Pity the Vancouver Canucks didn’t have those Millionaires costumes on Tuesday night because they certainly enjoyed a throwback night.
They got an old-time, ’70s-style, down-the-wing slap-shot goal from Jannik Hansen that must have reminded every Canucks fan over 50 of Stan Smyl’s glory days.
They got a vintage magic goal from Daniel Sedin who converted a seeing-eye pass from his brother, and also threw in some tremendous moves which didn’t quite turn to gold on some other occasions as the Sedins were on top form.
They got manna from heaven in the form of a goal from Dale Weise and an assist from Jordan Schroeder and they got old-time goaltending from Cory Schneider that reminded everyone of, well, Cory Schneider.
They had their usual dreadful third period, of course, now having been outscored 9-3 in their last three third stanzas, but they had built up enough capital to emerge with their dignity intact.
The confluence of these factors resulted in a much-needed victory that certainly didn’t look possible after the first period, which was dominated so much by St.
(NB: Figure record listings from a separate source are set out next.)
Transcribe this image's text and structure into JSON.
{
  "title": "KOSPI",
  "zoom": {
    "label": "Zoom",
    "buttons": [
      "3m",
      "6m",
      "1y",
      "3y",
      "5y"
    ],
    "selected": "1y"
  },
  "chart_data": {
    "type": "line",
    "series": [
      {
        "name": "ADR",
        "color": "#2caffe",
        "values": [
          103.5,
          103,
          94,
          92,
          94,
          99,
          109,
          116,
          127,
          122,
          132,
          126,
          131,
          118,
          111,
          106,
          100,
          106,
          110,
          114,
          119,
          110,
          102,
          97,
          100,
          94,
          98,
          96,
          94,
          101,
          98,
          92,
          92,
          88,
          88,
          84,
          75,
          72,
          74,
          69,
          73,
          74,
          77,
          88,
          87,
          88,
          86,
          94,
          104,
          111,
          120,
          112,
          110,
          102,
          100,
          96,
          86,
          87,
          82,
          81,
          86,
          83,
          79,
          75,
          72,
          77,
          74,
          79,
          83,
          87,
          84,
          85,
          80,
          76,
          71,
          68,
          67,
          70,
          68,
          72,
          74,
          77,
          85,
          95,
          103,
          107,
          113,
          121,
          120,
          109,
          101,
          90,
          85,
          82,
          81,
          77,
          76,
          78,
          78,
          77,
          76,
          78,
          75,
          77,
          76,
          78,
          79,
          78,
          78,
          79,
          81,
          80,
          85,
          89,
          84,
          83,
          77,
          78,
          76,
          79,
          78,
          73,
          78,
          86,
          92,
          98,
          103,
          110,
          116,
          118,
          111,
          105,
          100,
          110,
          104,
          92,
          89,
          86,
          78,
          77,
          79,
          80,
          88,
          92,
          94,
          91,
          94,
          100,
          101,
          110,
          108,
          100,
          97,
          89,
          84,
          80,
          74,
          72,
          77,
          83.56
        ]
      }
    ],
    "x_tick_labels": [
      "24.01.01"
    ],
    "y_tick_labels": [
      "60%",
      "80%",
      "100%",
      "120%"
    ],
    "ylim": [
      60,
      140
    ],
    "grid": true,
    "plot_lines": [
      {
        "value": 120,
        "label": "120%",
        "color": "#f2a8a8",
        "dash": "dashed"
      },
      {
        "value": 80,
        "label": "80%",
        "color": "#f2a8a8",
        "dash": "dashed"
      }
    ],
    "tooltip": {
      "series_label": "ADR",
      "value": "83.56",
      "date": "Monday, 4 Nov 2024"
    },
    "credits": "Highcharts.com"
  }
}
Louis.
They peppered the goalie Alain Vigneault had pressured so much after the morning skate when he said that he, as a coach, had to be standing at the same podium after the game and able to declare that he had the best goaltender of the night. He was certainly able to make that claim — and did.
“It’s a big science, isn’t it,” joked Vigneault, “you need great goaltending to win in this league. We were looking for our hands and our legs in the first period and he made some big saves for us and allowed us to get up in the second, and both goals in the third were bad bounces. They were both going wide but all of a sudden they’re in the back of the net and we’re in a challenging situation.”
Schneider has spent a good deal of time with goalie coach Roland Melanson this past week and their work certainly seems to have paid off, with the goalie coming out of mothballs the way he did last season to throw up a great performance. He kept his teammates from being dynamited out of their own building early on.
“If you give up a couple of those (in the first period) and fall down 2-0 against this team, it’s pretty well a death sentence,” said Schneider, who celebrated his 27th birthday sitting on the bench watching Roberto Luongo play Monday night.
“So it was pretty nice to make those saves,” he added. “The glove saves were nice, you always like those because it means you’re tracking the puck pretty well. The goals in the third were just bounces, but there’s been quite a few of those lately. Ask Lu, he’s had quite a few like that, too.”
While they did manage the victory, there was also something disquieting in the game to those who think the Canucks might still compete for a Stanley Cup this season in the event they get Ryan Kesler, David Booth and Zack Kassian back together and ready to go in the playoffs. And this of course assumes they make the post-season.
The Blues were so superior in almost every aspect of the game it was ridiculous. Both the first and third periods gave the impression the ice was tilted in one direction, the locals decidedly skating uphill. Only the Sedins seemed able to stem the tide. And while this team would certainly have a different look with those three big forwards in the lineup, you have to wonder whether they can play at a high enough level consistently enough to make any kind of significant run.
If they get goaltending like they did in this one, there’s no question about competing and winning at any level. Any team could. But any drop-off from this form and the question remains, particularly given both Anaheim and Chicago might well be stronger opponents than the Blues.